Wednesday night the first presidential debate will take place in Denver. The focus will be on domestic policy. But it’s a safe bet, while you’ll likely hear about ObamaCare, you won’t hear about the doctors on the front lines of medicine in the United States today. President Obama has said he likes the term ObamaCare because it signifies that "Obama cares," but if he does, why has he failed to consider life here in the medical trenches, where me and my fellow physicians are discouraged and concerned about how we will care for you and your family in this brave new world of health insurance expansion.

You may remember the famous ad that took aim at Wisconsin Congressman Paul Ryan (now the GOP’s vice presidential nominee) and his proposed privatizing of Medicare -- that showed the congressman pushing an elderly woman off a cliff. The hard truth is that it is we doctors who are going off the cliff, not granny.

President Obama and Congress should have checked with the country’s physicians before passing a law that relies on our efforts to handle health insurance expansion to more than 30 million more people.

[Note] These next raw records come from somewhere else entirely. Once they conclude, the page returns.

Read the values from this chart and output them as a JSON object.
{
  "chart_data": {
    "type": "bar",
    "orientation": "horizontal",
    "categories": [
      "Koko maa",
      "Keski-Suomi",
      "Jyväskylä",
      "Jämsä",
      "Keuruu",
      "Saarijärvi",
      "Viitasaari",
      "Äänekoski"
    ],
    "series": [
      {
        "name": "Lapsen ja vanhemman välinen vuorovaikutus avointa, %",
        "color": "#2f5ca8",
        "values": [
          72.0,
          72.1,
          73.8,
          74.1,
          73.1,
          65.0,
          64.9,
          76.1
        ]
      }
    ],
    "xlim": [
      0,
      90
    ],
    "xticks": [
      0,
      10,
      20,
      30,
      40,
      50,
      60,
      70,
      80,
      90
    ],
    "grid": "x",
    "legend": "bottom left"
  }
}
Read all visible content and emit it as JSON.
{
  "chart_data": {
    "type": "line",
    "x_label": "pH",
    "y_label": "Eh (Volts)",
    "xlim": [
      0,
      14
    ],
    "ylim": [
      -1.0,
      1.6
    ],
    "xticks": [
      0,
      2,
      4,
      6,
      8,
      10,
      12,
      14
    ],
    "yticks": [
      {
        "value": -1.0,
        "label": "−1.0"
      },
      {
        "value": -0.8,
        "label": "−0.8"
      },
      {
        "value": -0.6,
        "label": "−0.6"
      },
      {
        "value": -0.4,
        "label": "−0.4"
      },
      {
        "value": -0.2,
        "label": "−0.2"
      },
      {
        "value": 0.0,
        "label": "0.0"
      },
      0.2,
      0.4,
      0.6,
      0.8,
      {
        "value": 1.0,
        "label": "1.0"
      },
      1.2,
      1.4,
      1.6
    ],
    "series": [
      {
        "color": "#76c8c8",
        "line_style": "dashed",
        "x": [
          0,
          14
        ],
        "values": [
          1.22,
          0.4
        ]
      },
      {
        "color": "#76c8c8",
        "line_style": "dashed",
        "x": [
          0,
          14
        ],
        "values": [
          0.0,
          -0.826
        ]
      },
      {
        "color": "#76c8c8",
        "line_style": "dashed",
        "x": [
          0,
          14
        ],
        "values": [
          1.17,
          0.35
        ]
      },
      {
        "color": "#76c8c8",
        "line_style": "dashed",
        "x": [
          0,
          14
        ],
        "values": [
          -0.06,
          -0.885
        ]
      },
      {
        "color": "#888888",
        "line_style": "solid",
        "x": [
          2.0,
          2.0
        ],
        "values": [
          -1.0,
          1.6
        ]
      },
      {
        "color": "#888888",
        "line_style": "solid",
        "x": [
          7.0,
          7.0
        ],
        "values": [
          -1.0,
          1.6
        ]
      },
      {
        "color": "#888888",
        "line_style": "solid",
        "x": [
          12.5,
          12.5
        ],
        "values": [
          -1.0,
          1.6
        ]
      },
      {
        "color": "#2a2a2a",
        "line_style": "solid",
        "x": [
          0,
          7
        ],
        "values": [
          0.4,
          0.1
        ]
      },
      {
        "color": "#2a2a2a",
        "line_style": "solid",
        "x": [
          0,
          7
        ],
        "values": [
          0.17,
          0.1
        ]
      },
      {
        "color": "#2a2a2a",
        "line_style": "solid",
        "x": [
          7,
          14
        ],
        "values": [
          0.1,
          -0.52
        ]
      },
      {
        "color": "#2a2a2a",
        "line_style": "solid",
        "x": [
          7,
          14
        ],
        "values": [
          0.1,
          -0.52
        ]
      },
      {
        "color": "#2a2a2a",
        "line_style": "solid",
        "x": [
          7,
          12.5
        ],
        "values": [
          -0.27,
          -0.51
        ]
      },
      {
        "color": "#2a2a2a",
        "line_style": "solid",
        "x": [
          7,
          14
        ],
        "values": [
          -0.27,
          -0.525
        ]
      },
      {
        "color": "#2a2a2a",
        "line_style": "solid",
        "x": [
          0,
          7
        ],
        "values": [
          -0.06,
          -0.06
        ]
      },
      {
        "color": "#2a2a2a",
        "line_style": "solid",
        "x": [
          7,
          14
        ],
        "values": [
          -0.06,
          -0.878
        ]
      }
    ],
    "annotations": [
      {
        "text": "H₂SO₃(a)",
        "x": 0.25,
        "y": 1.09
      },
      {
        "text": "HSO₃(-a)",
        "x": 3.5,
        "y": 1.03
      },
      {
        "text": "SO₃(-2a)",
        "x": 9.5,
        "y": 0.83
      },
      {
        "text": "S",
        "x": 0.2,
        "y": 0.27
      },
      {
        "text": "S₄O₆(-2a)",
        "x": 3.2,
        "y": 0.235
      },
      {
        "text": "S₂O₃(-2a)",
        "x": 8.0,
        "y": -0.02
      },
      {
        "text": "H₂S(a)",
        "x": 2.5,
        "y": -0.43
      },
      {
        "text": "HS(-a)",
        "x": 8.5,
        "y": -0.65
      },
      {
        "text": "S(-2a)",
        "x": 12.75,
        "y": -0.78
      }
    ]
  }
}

A new on-line survey by the non-profit The Physicians Foundation, one of the largest doctors surveys ever performed, confirms that over two thirds of physicians are pessimistic about the future of medicine, over 84 percent feel that our profession is in decline, and a majority would not recommend it as a career for their children. (The survey was sent to over 600,000 doctors and over 14,000 responded).

If you ask my three children you will find that neither my wife or I (also a physician) are recommending a medical career to them despite the fact that we still manage to find ways to enjoy what we do.

We are overburdened, underpaid, ill equipped to handle what we already have on our plates let alone the expected expansion under ObamaCare.
-
Survey after survey from Deloitte, Sermo.com, the Doctor-Patient Medical Association, and Investors Business Daily have all previously shown that doctors are not happy with the direction of medicine and that it is impacting how we practice. 
Over the past two years I’ve taken my own informal survey as have my patients and patients all across the country. 

Doctors everywhere are complaining. We are overburdened, underpaid, ill equipped to handle what we already have on our plates let alone the expected expansion under ObamaCare. Technology provides us with more complex tests and treatments that we are paid less for administering to an increasing volume of patients.